A researcher at AlienVault has discovered three new servers delivering exploits targeting the latest zero-day vulnerability in Internet Explorer. Jamie Blasco, AlienVault Labs manager, said the one of the servers is delivering a new malware payload, and all of them appear to be targeting defense contractors in the United States and India.
The IE zero-day is a memory-corruption vulnerability that, if exploited, would give an attacker remote control over a compromised machine. The vulnerability is found in IE versions 6-9; Microsoft issued a security advisory this morning and recommended several workarounds in advance of a patch.
The four exploits appear to be linked to the same hacker group in China, known as Nitro, who were also behind exploits targeting two Java zero-day flaws. Blasco was able to identify one of the attackers as well, a virus expert known as WHG, a security expert working for a technology company in China.
The original payload in the first exploit reported yesterday was the Poison Ivy remote access Trojan. One of the new servers Blasco discovered today contains similar HTML exploit pages and a Flash movie which delivers instead the PlugX RAT.
One of the IP addresses and domains targeted by the new exploit belongs to an employee at Composite Engineering Inc., a manufacturer of high performance aerial target systems.
Another file was a version of the HTML files found in the other exploits that was being served on the webpage of the Defense News Portal in India. Code there triggers the IE vulnerability and an unknown exploit was being served as long as four days ago. The attackers have since removed the malicious content before Blasco was able to retrieve it.
“It’s important to note they had this code before it was reported,” Blasco said. “They didn’t write it off the Metasploit code.”

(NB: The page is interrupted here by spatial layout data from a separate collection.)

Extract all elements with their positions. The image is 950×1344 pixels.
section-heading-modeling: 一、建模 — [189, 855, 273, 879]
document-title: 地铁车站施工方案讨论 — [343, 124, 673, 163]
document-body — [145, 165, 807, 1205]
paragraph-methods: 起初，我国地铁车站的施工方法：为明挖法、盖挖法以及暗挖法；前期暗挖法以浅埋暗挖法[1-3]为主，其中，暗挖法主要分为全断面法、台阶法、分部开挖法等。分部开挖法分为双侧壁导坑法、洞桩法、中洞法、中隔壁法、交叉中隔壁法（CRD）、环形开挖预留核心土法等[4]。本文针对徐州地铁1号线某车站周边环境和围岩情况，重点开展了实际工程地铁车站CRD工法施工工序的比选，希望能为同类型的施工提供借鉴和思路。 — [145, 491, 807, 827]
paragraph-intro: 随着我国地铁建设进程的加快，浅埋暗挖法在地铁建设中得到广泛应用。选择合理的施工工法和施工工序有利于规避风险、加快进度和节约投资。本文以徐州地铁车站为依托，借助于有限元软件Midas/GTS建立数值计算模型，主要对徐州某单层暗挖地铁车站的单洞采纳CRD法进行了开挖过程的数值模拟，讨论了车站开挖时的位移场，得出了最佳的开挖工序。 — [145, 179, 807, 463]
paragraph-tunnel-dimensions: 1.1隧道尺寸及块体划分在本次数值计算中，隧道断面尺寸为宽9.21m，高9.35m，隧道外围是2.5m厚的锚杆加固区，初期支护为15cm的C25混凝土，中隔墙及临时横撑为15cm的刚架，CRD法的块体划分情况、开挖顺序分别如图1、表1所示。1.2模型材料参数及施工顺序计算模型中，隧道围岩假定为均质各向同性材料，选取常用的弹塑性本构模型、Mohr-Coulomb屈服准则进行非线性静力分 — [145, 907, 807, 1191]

Metasploit released an exploit module for the bug on Monday.
The other new server hosting an exploit is a phony domain created for the LED Professional Symposium. Blasco said the attackers would likely use spear phishing to lure victims to the site. The Flash file serving the exploit is similar to the others discovered, though this one is named Grumgog.swf, named after a character in the game Warlock: Master of the Arcane. Blasco said other file names used by these attackers referenced the same game. The Flash file was also similarly encrypted as the others and licensed to the same email address.
Blasco added that the new exploits appear to be targeting only Windows XP systems running IE 7 or 8. He added that some code found in the Flash file may work against Windows 7 systems, but Blasco was unsure.